Sachgrundlose Befristung auch bei vorheriger Beschäftigung

Das Bundesarbeitsgericht (BAG) hat entschieden, dass ein Arbeitsverhältnis auch dann ohne Sachgrund für bis zu zwei Jahre befristet werden kann, wenn der Arbeitnehmer bei dem gleichen Arbeitgeber bereits zuvor beschäftigt gewesen ist, vorausgesetzt, dass sie frühere Beschäftigung des Arbeitnehmers mehr als drei Jahre zurückliegt.
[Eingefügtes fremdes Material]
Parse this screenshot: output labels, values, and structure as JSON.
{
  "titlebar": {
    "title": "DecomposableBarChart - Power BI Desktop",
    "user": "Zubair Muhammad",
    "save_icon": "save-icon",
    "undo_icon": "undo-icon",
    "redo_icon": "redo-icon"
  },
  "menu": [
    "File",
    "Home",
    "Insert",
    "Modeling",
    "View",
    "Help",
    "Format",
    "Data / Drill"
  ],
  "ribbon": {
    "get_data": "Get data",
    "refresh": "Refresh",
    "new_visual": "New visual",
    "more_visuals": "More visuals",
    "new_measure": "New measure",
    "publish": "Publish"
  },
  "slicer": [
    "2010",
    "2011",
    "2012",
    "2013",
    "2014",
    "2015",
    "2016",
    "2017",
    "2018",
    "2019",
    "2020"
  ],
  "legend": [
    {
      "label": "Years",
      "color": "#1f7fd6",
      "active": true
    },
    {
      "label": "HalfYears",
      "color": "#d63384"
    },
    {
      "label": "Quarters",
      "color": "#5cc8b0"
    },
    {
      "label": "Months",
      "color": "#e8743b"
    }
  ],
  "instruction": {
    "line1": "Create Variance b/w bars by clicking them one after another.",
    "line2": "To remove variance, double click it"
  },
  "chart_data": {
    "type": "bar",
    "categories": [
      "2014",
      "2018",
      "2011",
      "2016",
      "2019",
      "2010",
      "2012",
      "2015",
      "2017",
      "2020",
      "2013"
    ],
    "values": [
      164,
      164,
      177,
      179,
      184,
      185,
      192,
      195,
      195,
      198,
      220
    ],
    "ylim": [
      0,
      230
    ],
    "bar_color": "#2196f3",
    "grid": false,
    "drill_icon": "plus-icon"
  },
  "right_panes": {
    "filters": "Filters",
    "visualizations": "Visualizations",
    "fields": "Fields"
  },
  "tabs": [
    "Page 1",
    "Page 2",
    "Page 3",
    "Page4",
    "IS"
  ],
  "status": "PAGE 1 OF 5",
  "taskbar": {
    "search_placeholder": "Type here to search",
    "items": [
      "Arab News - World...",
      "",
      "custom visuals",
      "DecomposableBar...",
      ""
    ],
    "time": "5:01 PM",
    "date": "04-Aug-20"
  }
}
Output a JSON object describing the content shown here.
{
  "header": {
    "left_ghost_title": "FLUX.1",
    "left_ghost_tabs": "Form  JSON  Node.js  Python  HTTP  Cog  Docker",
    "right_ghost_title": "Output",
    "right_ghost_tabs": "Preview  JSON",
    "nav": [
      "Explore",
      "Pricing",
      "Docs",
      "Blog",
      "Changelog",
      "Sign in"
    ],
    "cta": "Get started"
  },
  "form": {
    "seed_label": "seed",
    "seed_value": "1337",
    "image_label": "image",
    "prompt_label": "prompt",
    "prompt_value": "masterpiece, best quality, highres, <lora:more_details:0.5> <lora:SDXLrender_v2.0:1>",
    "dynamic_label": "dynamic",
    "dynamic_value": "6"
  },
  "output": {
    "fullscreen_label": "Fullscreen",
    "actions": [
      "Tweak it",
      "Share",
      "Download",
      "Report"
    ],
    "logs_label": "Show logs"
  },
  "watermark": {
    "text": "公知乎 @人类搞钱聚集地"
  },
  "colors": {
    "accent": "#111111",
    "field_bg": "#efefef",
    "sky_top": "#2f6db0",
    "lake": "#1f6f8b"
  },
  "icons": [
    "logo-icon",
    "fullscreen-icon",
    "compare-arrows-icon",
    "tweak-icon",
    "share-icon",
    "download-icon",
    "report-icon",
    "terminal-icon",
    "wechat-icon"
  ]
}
Nach § 14 Abs. 2 Satz 1 Teilzeit- und Befristungsgesetz (TzBfG) ist die Befristung eines Arbeitsvertrags ohne Vorliegen eines sachlichen Grundes bis zur Dauer von zwei Jahren zulässig. Das gilt nach § 14 Abs. 2 Satz 2 TzBfG nicht, wenn mit demselben Arbeitgeber bereits zuvor ein befristetes oder unbefristetes Arbeitsverhältnis bestanden hat. Eine solche „Zuvor-Beschäftigung“ im Sinne dieser Vorschrift soll jedoch nach der neuen Rechtsprechung dann nicht vorliegen, wenn ein früheres Arbeitsverhältnis mehr als drei Jahre zurückliegt. Das ergebe sich aus dem Sinn und Zweck der Vorschrift. Diese solle den Missbrauch befristeter Arbeitsverträge verhindern. Ein Missbrauch sei bei lange Zeit zurückliegenden früheren Beschäftigungen typischerweise nicht mehr der Fall. Noch im Jahr 2003 hatte das Bundesarbeitsgericht entschieden, dass es auf den zeitlichen Abstand zwischen dem früheren Arbeitsverhältnis und dem neuen ohne Sachgrund befristeten Arbeitsverhältnis grundsätzlich nicht ankomme. Jetzt vollzog das BAG die teilweise Kehrtwende.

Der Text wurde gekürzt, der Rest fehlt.